Surprised to see it turn weird

The subtitle there is a reference to a star I got from Isaac in our last D&D session when they discovered the brainless hobgoblin body and the triplets with gossamer threads attaching them to something else in this dungeon they have just entered. They have been encountering a lot of other sailors, mostly humanoids and their servants recently. That’s often the type of game it is because they are dealing with other ships and their crews a lot. They have usually resorted to violence in most instances in this campaign so far. Maybe that’s my doing since the encounters have often started off violent from the monster side. And they did try to befriend that one Neogi sailor who had been left behind by his mates. So they get humanitarian points for that.

So, in this dungeon, I thought I would take the opportunity to make it a bit weirder. After all there should be alien things in a space game. I can’t go into too much detail, but suffice it to state that I am excited to see how the players and their characters react and what they do.

Spiteful owls and slug monarchs

What I find, in general, is that the weirder the monster you introduce, the more likely violence is gonna to be the answer. This is, I think, often a fear response. Or maybe it’s an assumption that, the weirder the monster looks, the less likely it is to be reasoned with. These are often understandable impulses, actually. I mean, there are also the monsters that are totally mundane, like the flock of owls in the Troika! Adventure, The Blancmange and Thistle. They had come in through a window and were harassing a hotel employee.
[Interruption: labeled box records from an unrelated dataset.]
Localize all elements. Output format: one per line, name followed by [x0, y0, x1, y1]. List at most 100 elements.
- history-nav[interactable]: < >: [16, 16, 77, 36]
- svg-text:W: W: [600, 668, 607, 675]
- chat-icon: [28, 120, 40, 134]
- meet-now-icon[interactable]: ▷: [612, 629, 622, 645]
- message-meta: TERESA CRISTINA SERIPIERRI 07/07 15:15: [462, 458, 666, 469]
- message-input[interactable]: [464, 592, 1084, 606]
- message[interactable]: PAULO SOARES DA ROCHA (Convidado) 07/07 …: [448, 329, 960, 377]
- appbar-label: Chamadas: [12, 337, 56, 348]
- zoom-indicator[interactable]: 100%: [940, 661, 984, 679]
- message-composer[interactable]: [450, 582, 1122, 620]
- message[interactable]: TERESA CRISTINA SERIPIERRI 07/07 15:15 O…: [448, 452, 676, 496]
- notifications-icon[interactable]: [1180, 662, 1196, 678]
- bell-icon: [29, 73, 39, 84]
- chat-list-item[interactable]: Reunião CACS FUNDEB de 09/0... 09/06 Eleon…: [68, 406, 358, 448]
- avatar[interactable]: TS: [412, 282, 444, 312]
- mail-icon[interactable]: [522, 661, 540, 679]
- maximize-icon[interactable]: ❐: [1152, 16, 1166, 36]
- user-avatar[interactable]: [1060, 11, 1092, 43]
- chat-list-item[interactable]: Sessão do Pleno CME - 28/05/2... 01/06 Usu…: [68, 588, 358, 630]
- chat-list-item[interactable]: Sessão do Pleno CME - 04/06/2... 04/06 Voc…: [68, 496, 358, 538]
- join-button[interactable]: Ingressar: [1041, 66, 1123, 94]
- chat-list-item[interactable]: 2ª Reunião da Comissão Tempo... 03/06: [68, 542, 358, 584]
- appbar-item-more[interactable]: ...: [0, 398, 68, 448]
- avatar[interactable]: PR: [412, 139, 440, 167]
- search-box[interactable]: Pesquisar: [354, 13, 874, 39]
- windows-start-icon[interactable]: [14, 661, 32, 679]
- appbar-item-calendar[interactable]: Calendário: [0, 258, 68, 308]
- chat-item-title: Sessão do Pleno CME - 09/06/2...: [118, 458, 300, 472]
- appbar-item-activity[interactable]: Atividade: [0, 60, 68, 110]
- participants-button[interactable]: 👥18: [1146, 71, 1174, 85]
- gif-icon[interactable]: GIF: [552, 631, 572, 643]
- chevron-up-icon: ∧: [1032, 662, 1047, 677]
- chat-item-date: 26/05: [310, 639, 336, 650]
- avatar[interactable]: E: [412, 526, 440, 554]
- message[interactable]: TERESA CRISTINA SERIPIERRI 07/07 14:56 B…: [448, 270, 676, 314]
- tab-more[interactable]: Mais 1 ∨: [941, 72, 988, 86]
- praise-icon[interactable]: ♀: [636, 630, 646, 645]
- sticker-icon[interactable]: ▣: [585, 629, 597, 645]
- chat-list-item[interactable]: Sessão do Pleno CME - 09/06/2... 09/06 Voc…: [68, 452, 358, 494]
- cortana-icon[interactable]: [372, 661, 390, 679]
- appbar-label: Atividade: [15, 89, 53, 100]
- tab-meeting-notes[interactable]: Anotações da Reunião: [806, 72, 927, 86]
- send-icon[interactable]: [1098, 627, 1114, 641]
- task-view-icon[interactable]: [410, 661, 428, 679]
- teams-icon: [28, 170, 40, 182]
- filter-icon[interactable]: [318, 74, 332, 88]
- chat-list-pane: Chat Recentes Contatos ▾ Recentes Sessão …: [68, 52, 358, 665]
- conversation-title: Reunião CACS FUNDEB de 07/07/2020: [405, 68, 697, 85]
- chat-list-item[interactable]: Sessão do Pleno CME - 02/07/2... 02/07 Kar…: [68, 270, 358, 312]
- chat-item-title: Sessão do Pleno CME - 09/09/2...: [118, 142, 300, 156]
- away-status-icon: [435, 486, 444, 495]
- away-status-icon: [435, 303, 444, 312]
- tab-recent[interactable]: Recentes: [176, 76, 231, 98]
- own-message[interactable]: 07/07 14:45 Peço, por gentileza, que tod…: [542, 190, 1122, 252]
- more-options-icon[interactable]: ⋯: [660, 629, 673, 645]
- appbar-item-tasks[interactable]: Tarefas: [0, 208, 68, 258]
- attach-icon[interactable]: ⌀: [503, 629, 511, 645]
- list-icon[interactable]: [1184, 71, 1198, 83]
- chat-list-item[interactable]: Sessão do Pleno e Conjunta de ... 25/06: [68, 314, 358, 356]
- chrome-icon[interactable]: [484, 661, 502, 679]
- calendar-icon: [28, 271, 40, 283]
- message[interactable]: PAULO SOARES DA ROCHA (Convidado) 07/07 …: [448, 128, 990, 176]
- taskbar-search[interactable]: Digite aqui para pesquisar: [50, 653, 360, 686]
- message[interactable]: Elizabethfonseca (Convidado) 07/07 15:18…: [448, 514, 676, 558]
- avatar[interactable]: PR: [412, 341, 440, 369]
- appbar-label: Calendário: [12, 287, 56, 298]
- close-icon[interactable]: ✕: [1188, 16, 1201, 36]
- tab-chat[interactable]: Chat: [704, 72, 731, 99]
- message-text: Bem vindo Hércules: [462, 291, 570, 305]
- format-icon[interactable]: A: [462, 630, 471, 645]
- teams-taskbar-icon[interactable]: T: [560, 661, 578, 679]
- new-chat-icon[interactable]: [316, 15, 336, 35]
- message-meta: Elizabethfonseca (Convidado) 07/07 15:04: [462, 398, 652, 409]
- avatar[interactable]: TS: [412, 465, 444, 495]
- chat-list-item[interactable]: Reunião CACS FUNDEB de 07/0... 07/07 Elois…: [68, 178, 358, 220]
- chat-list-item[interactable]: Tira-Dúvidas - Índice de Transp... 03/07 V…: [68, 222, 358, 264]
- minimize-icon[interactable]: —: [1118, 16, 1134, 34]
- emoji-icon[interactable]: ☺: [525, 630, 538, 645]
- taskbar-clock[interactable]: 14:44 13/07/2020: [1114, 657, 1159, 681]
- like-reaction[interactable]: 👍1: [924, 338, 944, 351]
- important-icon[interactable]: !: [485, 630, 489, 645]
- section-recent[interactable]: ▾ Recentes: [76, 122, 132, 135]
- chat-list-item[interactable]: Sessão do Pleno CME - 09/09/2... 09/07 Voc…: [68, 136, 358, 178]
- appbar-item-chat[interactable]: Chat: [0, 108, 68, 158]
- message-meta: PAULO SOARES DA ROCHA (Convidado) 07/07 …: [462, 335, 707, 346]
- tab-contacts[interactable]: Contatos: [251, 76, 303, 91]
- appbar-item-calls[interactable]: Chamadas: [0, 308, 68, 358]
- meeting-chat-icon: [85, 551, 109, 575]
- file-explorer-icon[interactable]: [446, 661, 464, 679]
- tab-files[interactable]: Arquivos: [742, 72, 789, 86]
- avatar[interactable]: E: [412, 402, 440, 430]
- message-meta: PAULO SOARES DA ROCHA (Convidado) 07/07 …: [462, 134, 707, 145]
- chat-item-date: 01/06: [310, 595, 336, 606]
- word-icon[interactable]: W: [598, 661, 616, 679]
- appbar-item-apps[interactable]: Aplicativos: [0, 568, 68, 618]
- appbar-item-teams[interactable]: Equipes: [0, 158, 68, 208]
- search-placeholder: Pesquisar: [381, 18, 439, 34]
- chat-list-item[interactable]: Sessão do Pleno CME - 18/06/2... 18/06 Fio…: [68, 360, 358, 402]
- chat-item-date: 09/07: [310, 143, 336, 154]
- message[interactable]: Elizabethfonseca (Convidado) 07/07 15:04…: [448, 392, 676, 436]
My players did not hesitate to cull those wild birds. To be fair to them though, the text does name them “spiteful owls” and they attacked anyone who entered their stairwell. So maybe they deserved it.

A couple of floors further up in the. Blancmange and Thistle, they encountered a Slug Monarch trapped in the stairs, embarrassed and very much in the way. They used some demonic water to awake a terrible hunger in him and that got him moving. He was a bit more dangerous in this state so they did have to fight him off but then they just escaped up the stairs where he couldn’t follow. It was a relatively non-violent solution to a simple problem involving a rather gonzo monster. But maybe they just treated him better than the average slug because he was a monarch?

Maybe I should stop psycho-analysing my players and their characters.

Anybody else psycho-analyse their players?